CollART Exhibition research

2013-03-05 23-34_Page_12013-03-05 23-34_Page_2Suggested Guidelines for

Designing Interactive Exhibits

Stephen Bitgood

Jacksonville State University

Winter, 1991 Volume VI Number 4 Page 4

VISITOR BEHAVIORS

1. Anticipate how visitors might make errors and try to minimize these errors with physical or psychological constraints (Norman, 1988).

 – misuse of the app 

– confused by instruction

2. Controls must provide feedback to user.  Interactive devices work better if redundant feedback is given to users (e.g., Diamond, 1991). Judy Diamond (1991) found that in the exhibit, Radioactive Rock, visitors needed redundancy in order to see the effect of radiation. Redundancy included hearing clicks, seeing a red light, and reading a dial to indicate the strength of radiation.

– sound effect added?

3. Timing of events. How long does it take for the device to be activated once a response is made? Text and graphics should appear as quickly as possible. It is also desirable for visitors to be able to control the speed at which the display responds.

4. Sensitivity of controls. How sensitive are the controls? Are they oversensitive? Menninger (1991) reported that a common complaint in an evaluation of an interactive videodisc at the Getty Museum was an oversensitive touch screen.

5. Selection of controls.

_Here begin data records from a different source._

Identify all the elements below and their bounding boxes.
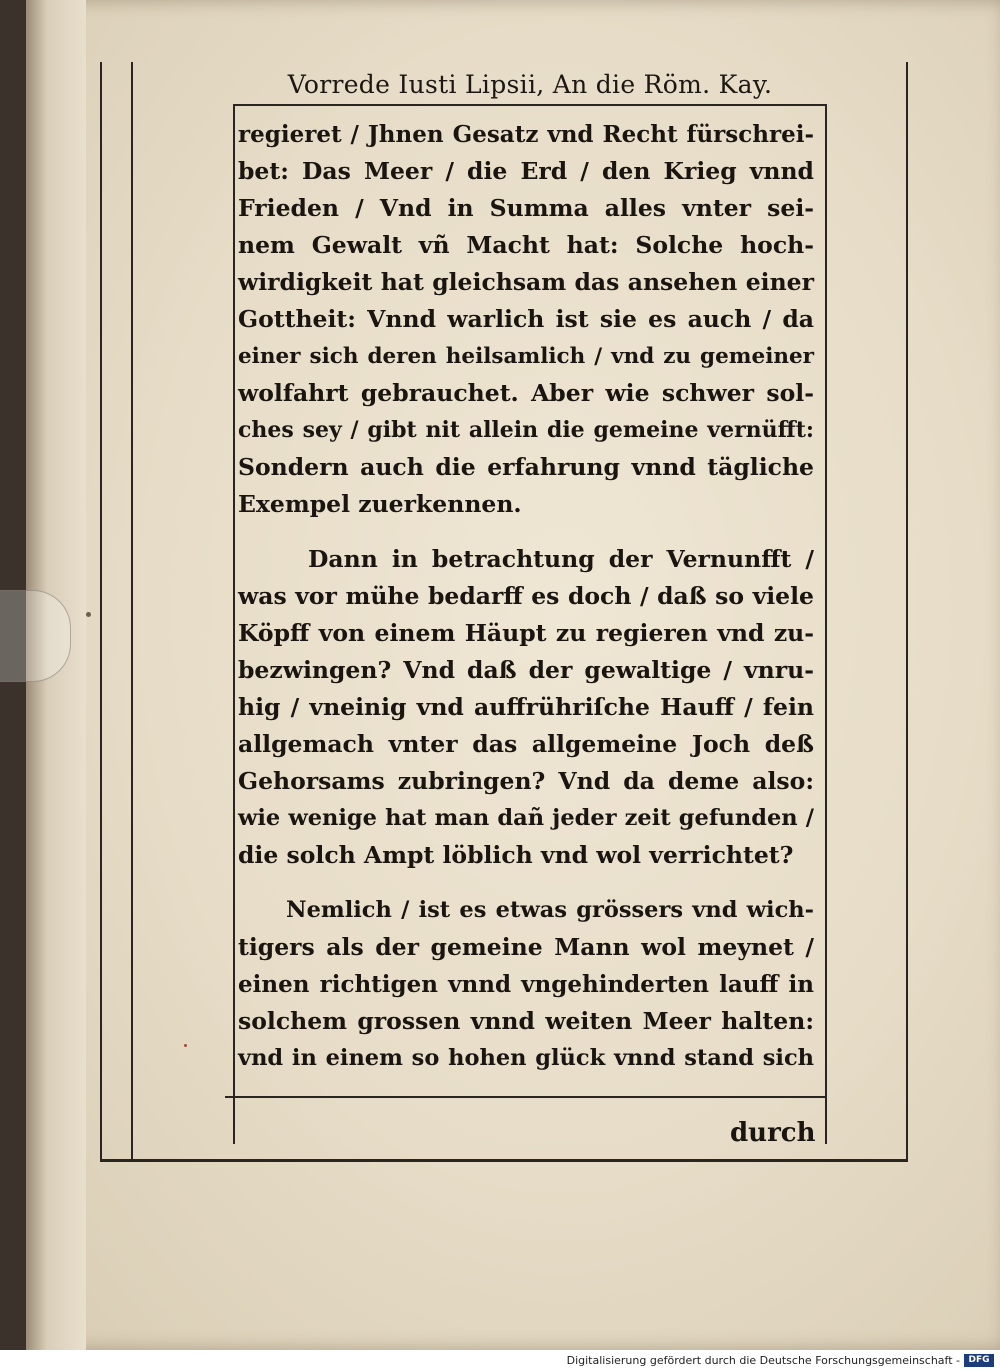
running-head: Vorrede Iusti Lipsii, An die Röm. Kay. [287, 70, 773, 99]
text-line: nem Gewalt vñ Macht hat: Solche hoch- [238, 231, 814, 259]
text-line: allgemach vnter das allgemeine Joch deß [238, 730, 814, 758]
page-clip [0, 590, 71, 682]
text-line: ches sey / gibt nit allein die gemeine vernüfft: [238, 417, 814, 443]
body-text [238, 116, 814, 1077]
text-line: Nemlich / ist es etwas grössers vnd wich- [286, 897, 814, 923]
text-line: solchem grossen vnnd weiten Meer halten: [238, 1007, 814, 1035]
text-line: Dann in betrachtung der Vernunfft / [308, 545, 814, 573]
text-line: wirdigkeit hat gleichsam das ansehen einer [238, 268, 814, 296]
paragraph-1 [238, 116, 814, 523]
text-line: Frieden / Vnd in Summa alles vnter sei- [238, 194, 814, 222]
text-line: bezwingen? Vnd daß der gewaltige / vnru- [238, 656, 814, 684]
paragraph-2 [238, 541, 814, 874]
text-line: bet: Das Meer / die Erd / den Krieg vnnd [238, 157, 814, 185]
text-line: Gottheit: Vnnd warlich ist sie es auch / da [238, 305, 814, 333]
text-line: regieret / Jhnen Gesatz vnd Recht fürschrei- [238, 121, 814, 148]
text-line: tigers als der gemeine Mann wol meynet / [238, 933, 814, 961]
header-rule [233, 104, 827, 106]
text-line: Köpff von einem Häupt zu regieren vnd zu- [238, 619, 814, 647]
left-column-rule [233, 104, 235, 1144]
text-line: einer sich deren heilsamlich / vnd zu gemeiner [238, 344, 814, 369]
dfg-logo-icon: DFG [964, 1354, 994, 1367]
catchword: durch [730, 1118, 816, 1148]
text-line: was vor mühe bedarff es doch / daß so viele [238, 582, 814, 610]
text-line: hig / vneinig vnd auffrühriſche Hauff / fein [238, 693, 814, 721]
footer-credit: Digitalisierung gefördert durch die Deutsche Forschungsgemeinschaft - [566, 1354, 960, 1367]
text-line: Exempel zuerkennen. [238, 490, 522, 518]
bottom-rule [225, 1096, 827, 1098]
paragraph-3 [238, 892, 814, 1077]
ink-spot [86, 612, 91, 617]
right-column-rule [825, 104, 827, 1144]
text-line: die solch Ampt löblich vnd wol verrichtet? [238, 841, 794, 869]
text-line: Gehorsams zubringen? Vnd da deme also: [238, 767, 814, 795]
text-line: wolfahrt gebrauchet. Aber wie schwer sol- [238, 379, 814, 407]
text-line: vnd in einem so hohen glück vnnd stand sich [238, 1045, 814, 1071]
text-line: wie wenige hat man dañ jeder zeit gefunden / [238, 805, 814, 831]
text-line: einen richtigen vnnd vngehinderten lauff in [238, 971, 814, 998]
text-line: Sondern auch die erfahrung vnnd tägliche [238, 453, 814, 481]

Controls may be either mechanical (e.g., wheels, handles, levers, cranks) or electrical (e.g., pushbuttons, trackballs, joysticks). The user’s energy is directly transmitted to the exhibit when mechanical controls are used, while electrical controls let the device do the work. Touch screens are easy to master and overcome many of the problems associated with keyboards. 

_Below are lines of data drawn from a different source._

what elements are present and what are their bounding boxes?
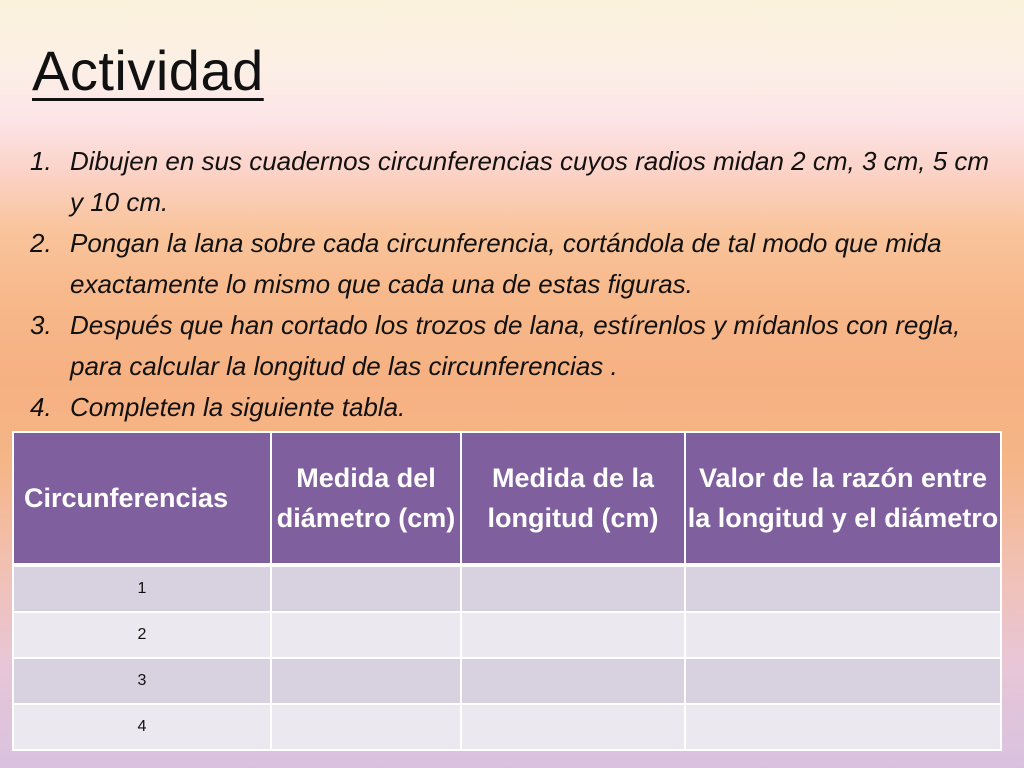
header-longitud: Medida de la longitud (cm): [461, 432, 685, 565]
table-cell-diametro[interactable]: [271, 565, 461, 612]
table-row: [13, 565, 1001, 612]
step-text: Completen la siguiente tabla.: [70, 392, 406, 422]
table-cell-diametro[interactable]: [271, 704, 461, 750]
table-cell-diametro[interactable]: [271, 658, 461, 704]
table-cell-razon[interactable]: [685, 658, 1001, 704]
table-cell-diametro[interactable]: [271, 612, 461, 658]
header-diametro: Medida del diámetro (cm): [271, 432, 461, 565]
table-cell-longitud[interactable]: [461, 704, 685, 750]
table-cell-razon[interactable]: [685, 565, 1001, 612]
step-text: Pongan la lana sobre cada circunferencia, cortándola de tal modo que mida exactamente lo mismo que cada una de estas figuras.: [70, 228, 942, 299]
step-item: [30, 223, 1005, 305]
table-cell-number: 2: [13, 612, 271, 658]
step-text: Después que han cortado los trozos de lana, estírenlos y mídanlos con regla, para calcular la longitud de las circunferencias .: [70, 310, 961, 381]
table-cell-razon[interactable]: [685, 704, 1001, 750]
table-cell-number: 4: [13, 704, 271, 750]
table-header-row: [13, 432, 1001, 565]
table-row: [13, 612, 1001, 658]
step-number: 2.: [30, 228, 52, 258]
step-item: [30, 305, 1005, 387]
table-cell-razon[interactable]: [685, 612, 1001, 658]
table-cell-number: 3: [13, 658, 271, 704]
table-row: [13, 704, 1001, 750]
header-circunferencias: Circunferencias: [13, 432, 271, 565]
table-cell-longitud[interactable]: [461, 565, 685, 612]
table-cell-number: 1: [13, 565, 271, 612]
data-table: [12, 431, 1002, 751]
activity-steps-list: [30, 141, 1005, 428]
step-text: Dibujen en sus cuadernos circunferencias cuyos radios midan 2 cm, 3 cm, 5 cm y 10 cm.: [70, 146, 990, 217]
table-row: [13, 658, 1001, 704]
step-number: 4.: [30, 392, 52, 422]
step-item: [30, 141, 1005, 223]
step-number: 3.: [30, 310, 52, 340]
step-item: [30, 387, 1005, 428]
table-cell-longitud[interactable]: [461, 658, 685, 704]
step-number: 1.: [30, 146, 52, 176]
slide-title: Actividad: [32, 39, 264, 102]
header-razon: Valor de la razón entre la longitud y el diámetro: [685, 432, 1001, 565]
table-cell-longitud[interactable]: [461, 612, 685, 658]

6. Placement of controls. Kennedy (1990) argues that controls should be placed within 10 inches of the front of an
exhibit. Trial testing should ensure proper placement.

7. Computer software navigation. It should be easy to navigate through the exhibit program. Ideally, the program should be at the beginning when the visitor approaches. Alternatively, it should be obvious how to get to the beginning.

 * Important – what if users use demonstration tablet doing something else? 

8. Perceptual and physical limitations of users. Designers must be aware of the perceptual and physical limitations of the human body (Miles, et al, 1982). Controls and instructions should not be placed too high or too low since it requires extra work and may interfere with the visitor’s performance.

See Kennedy (1990) for more detailed anthropometric guidelines relevant to designing interactive exhibits so that they accommodate a wide range of physical sizes of users.

螢幕快照 2013-03-05 11.12.27 PM 螢幕快照 2013-03-05 11.12.35 PM

 

9. Plan for multi-person use. Visitors often use interactive devices as a group. For example, Driscoll (1990) found that visitors tended to share the Color & Light exhibit computer as a group even though it was originally designed for one user at a time. If possible, exhibits should be designed to accommodate this inherent sociability factor. Duensing (1987) reports: “We have noticed at the Exploratorium that not only is it fun for people to do things together at an exhibit, it is also fun to watch others” (p. 141). Providing more than one seat at a station and enough space for others to observe the user should help accommodate group usage of the interactive.

– CollArt is group work together. How to make the signs more clear? 

10. Design for the physically disabled. Moveable seats are desirable so that wheelchair bound visitors can use the exhibit unobstructed. Kennedy (1990) suggests specific dimensions for designing the exhibit table/counter for wheelchair access.

11. Required time of use. It is sometimes difficult to keep visitors at one exhibit for a prolonged period of time. Other exhibits may draw visitors away after a minute or two. On the other hand, a successful device might have the opposite effect, i.e., resulting in one visitor dominating time on the exhibit. In this case, limiting time on the device may be necessary. For example, the Denver Museum of Natural History has a driving test device in which visitors use a coded plastic card. The device is therefore able to restrict visitors to a single use of the device, enabling others to have their turn.

– not sure if required. 

12. Select meaningful response requirements. Interactive devices can be effective in guiding meaningful outcomes, such as understanding a natural phenomenon or a concept. However, interactives are too often used in a meaningless way. For example, Borun (1977) found that “…pushbuttons are frequently only start buttons and don’t allow real interaction with the display. They do not help visitors to perceive significant cause and effect relationships… We conclude from the above that pushbuttons seem to hinder rather than help the communication of scientific facts and principles (p.67).”

13.The use of controls should be clear. A button is obviously for pushing, around handle for turning, levers are for pulling, etc. (Kennedy, 1990). If necessary control labels should tell what to do (e.g., “press,” “push,” “pull”). If there is more than one control, is their sequence obvious? (Wagner, 1991).